The ND-110 had three gate arrays:

- The Micro Instruction Controller, the MIC, also known as RMIC, for Rask MIC (Speedy MIC). It replaced three 74S482 sequencers and about 30 other ICs.
- The Arithmetical and Logical Unit gate array (ALU, also known as the BUFALU). Replaced four Am2901 bit-slice processors, and some added registers like the data bus register the general purpose register, and the internal register block.
- The Micro Address Controller (The MAC, also called RMAC, for Rask MAC (Speedy MAC). It implemented hardware address arithmetic, which in the ND-100 had been done in microcode.

Along with the macro-instruction cache memory also in the ND-100, the ND-110 had a unique implementation of cache memory on the micro-instruction level. The step termed mapping in the ND-100 was then avoided because the first micro-instruction word of a macro-instruction was written into the control store cache.

Unlike the ND-100 CPU, it handled synchronous interrupts as traps, similar to how it was handled by the ND-500.

The control store consisted of 4K x 4 bit 40ns static random-access memory (SRAM) chips. This meant that the control store was writable. It was loaded at power up and Master Clear from two 32Kx8 bit erasable programmable read-only memory (EPROM) units.

The CPU clock and the bus arbitration network were implemented using 15ns PALs.

The main oscillator was a 39.3216 MHz crystal oscillator.

===ND-110/CX===
This was the ND-110 with the CX microcode programmable read-only memory (PROM). The added instructions were the same as the /CE.

The ND-110CX was introduced in 1986 to replace the earlier ND-100CX model as part of a broader renewal of the company's ND-100 products, this also introducing the ND-110 Compact and ND-110 Satellite models, with existing systems being upgradable to the new configurations. The ND-110CX CPU was enhanced from the earlier ND-100 processor, employing three new integrated circuits to reduce the device count from 365 to 228 and to permit the provision of the CPU on a single module. Cache memory was increased and power consumption reduced by 40 percent. ND-500 systems were also upgraded to use the ND-110CX, these employing the ND-100 architecture in an input/output processing role.

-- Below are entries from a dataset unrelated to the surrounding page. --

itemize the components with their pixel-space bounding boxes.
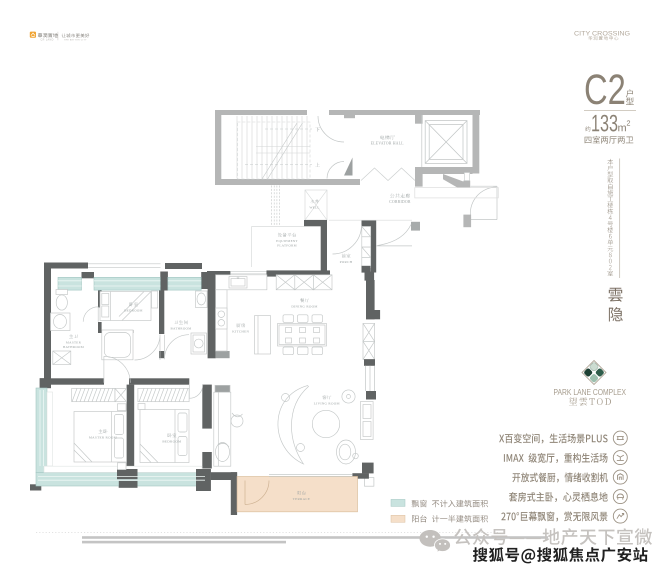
svg-text:BEDROOM: BEDROOM: [162, 439, 181, 443]
svg-text:CR LAND: CR LAND: [41, 38, 54, 41]
svg-text:CORRIDOR: CORRIDOR: [389, 200, 411, 204]
svg-text:BEDROOM: BEDROOM: [124, 308, 143, 312]
svg-text:ELEVATOR HALL: ELEVATOR HALL: [371, 142, 405, 146]
svg-text:LIVING ROOM: LIVING ROOM: [314, 401, 340, 405]
svg-text:MASTER: MASTER: [66, 340, 82, 344]
svg-text:THE BETTER CITY: THE BETTER CITY: [64, 39, 87, 41]
svg-text:DINING ROOM: DINING ROOM: [291, 304, 317, 308]
svg-text:WELL: WELL: [309, 205, 319, 209]
svg-text:PARK LANE COMPLEX: PARK LANE COMPLEX: [554, 388, 627, 397]
svg-text:TERRACE: TERRACE: [293, 497, 311, 501]
svg-text:BATHROOM: BATHROOM: [171, 326, 192, 330]
svg-text:EQUIPMENT: EQUIPMENT: [276, 239, 298, 243]
svg-text:BATHROOM: BATHROOM: [63, 345, 84, 349]
svg-text:KITCHEN: KITCHEN: [232, 329, 249, 333]
svg-text:MASTER ROOM: MASTER ROOM: [89, 435, 117, 439]
svg-text:PORCH: PORCH: [340, 260, 353, 264]
svg-text:PLATFORM: PLATFORM: [277, 243, 297, 247]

A variant of the ND-110CX known as the ND-110PCX was incorporated into the Butterfly-110 workstation. This workstation was based on an IBM PC/AT-compatible model made by Ericsson, employing an Intel 80286 and featuring 512 KB of RAM, EGA display capabilities, floppy and hard drives, augmented with two expansion cards providing the ND-110PCX system. The ND-110PCX was equipped with 1 MB of RAM, of which 128 KB was "donated" to the PC to provide the more desirable 640 KB configuration for DOS applications of the era.

The ND-110PCX functionality was included to support applications such as the NOTIS range of software, and where the workstation was deployed with terminals accessing the system via its serial ports, the complete product was known as the Butterfly Teamstation. The PC system itself ran MS-DOS 3.1 which, along with other programs, booted the SINTRAN III/VSX operating system on the ND-110PCX expansion.
 The workstation itself could run DOS software concurrently with SINTRAN applications exported to terminal users.

Low-end versions of the Butterfly workstation were also marketed – models 10, 11 and 12 – these omitting the ND-110 functionality but providing Microsoft Windows and the Norsk Data Desk Top Manager software: a Windows-based version of the NOTIS-WP software able to read and write documents stored on Norsk Data systems or on the local disk.

===ND-120/CX===
The ND-120 CPU was a complete reimplementation on an LSI chip (The so-called Delilah chip), and was originally intended to be sold as the ND-1000, to reflect the technology change, which paralleled the change from the ND-500 series to the ND-5000 (codenamed Samson).

The Samson/Delilah naming scheme may reflect that around the time of the development of the ND-120, it was increasingly clear that the mixed 16/32-bit architecture was a bottleneck for the ND-500(0) architecture; Internal technical documentation used at Norsk Data for the Delilah chip has a drawing of a grinning woman with hair in her clenched fist.